Getting around the city
Nairobi’s neighbourhoods read like a map of its contradictions. Westlands is the restaurant and nightlife district. Karen, to the south, is leafy and low-rise, anchored by the Karen Blixen Museum. The central business district is dense, loud and market-driven. Between them sit street food vendors, an art scene in Kibera, tea farms in nearby Limuru and a Rift Valley viewpoint at Kikopey, where long-haul truckers stop for goat meat cooked over coals.
Nairobi National Park
Nairobi National Park covers 117 sq km on the city’s southern outskirts, making it the only national park inside a capital city in the world. Lions, black rhinos, leopards, buffalo, giraffe and zebra are present, though no elephants, as the Athi-Kapiti corridor has been too developed. The park gates open at 6am, and the early morning game drive against a skyline backdrop is one of the more unusual wildlife experiences available anywhere in the world.

Karura Forest
Karura Forest covers 1,041 hectares within the city limits — one of the largest gazetted urban forests in the world. The trail network runs to over 50 km, taking in waterfalls, rivers and a network of caves used during the Mau Mau uprising in the 1950s. Bicycles can be hired at Gate C for KES500 (around USD4) for a two-hour rental. Entry fees for non-residents run to approximately KES600.
Food and dining
Nairobi Restaurant Week, organised by Eat Out Kenya and endorsed by the Kenya Tourism Board, concluded its 2026 edition in February, with the platform recording more than 1.5 million seat reservations in 2025 alone. TOP25 Restaurants International is set to release the first-ever TOP25 Restaurants Kenya guide later in 2026, describing the country’s dining landscape as experiencing “strong momentum and increasing international relevance” as gastronomy tourism grows globally.

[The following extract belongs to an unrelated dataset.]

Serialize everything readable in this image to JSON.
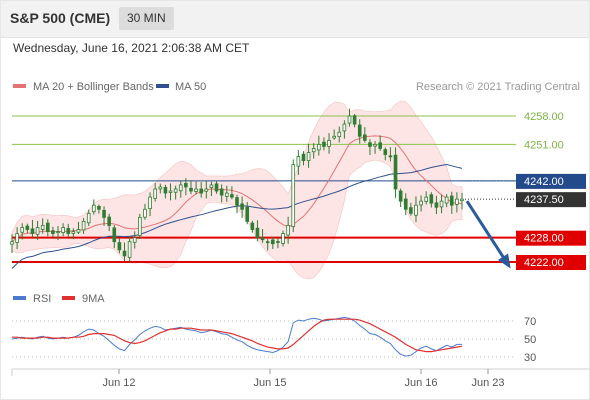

Standout food experiences range from nyama choma at Kikopey and tilapia fried to order at City Market to the INTI restaurant in the One Africa building in Westlands, a Nikkei-Peruvian concept in a glass dome on the 20th floor with 360-degree views, currently described as the “it” dinner reservation of 2026.
Getting there
Jomo Kenyatta International Airport (NBO) is the main regional hub, with direct connections from London, Amsterdam, Dubai, Doha, Nairobi and Johannesburg. Wilson Airport, closer to the city centre, handles light aircraft connections to safari destinations across Kenya and beyond.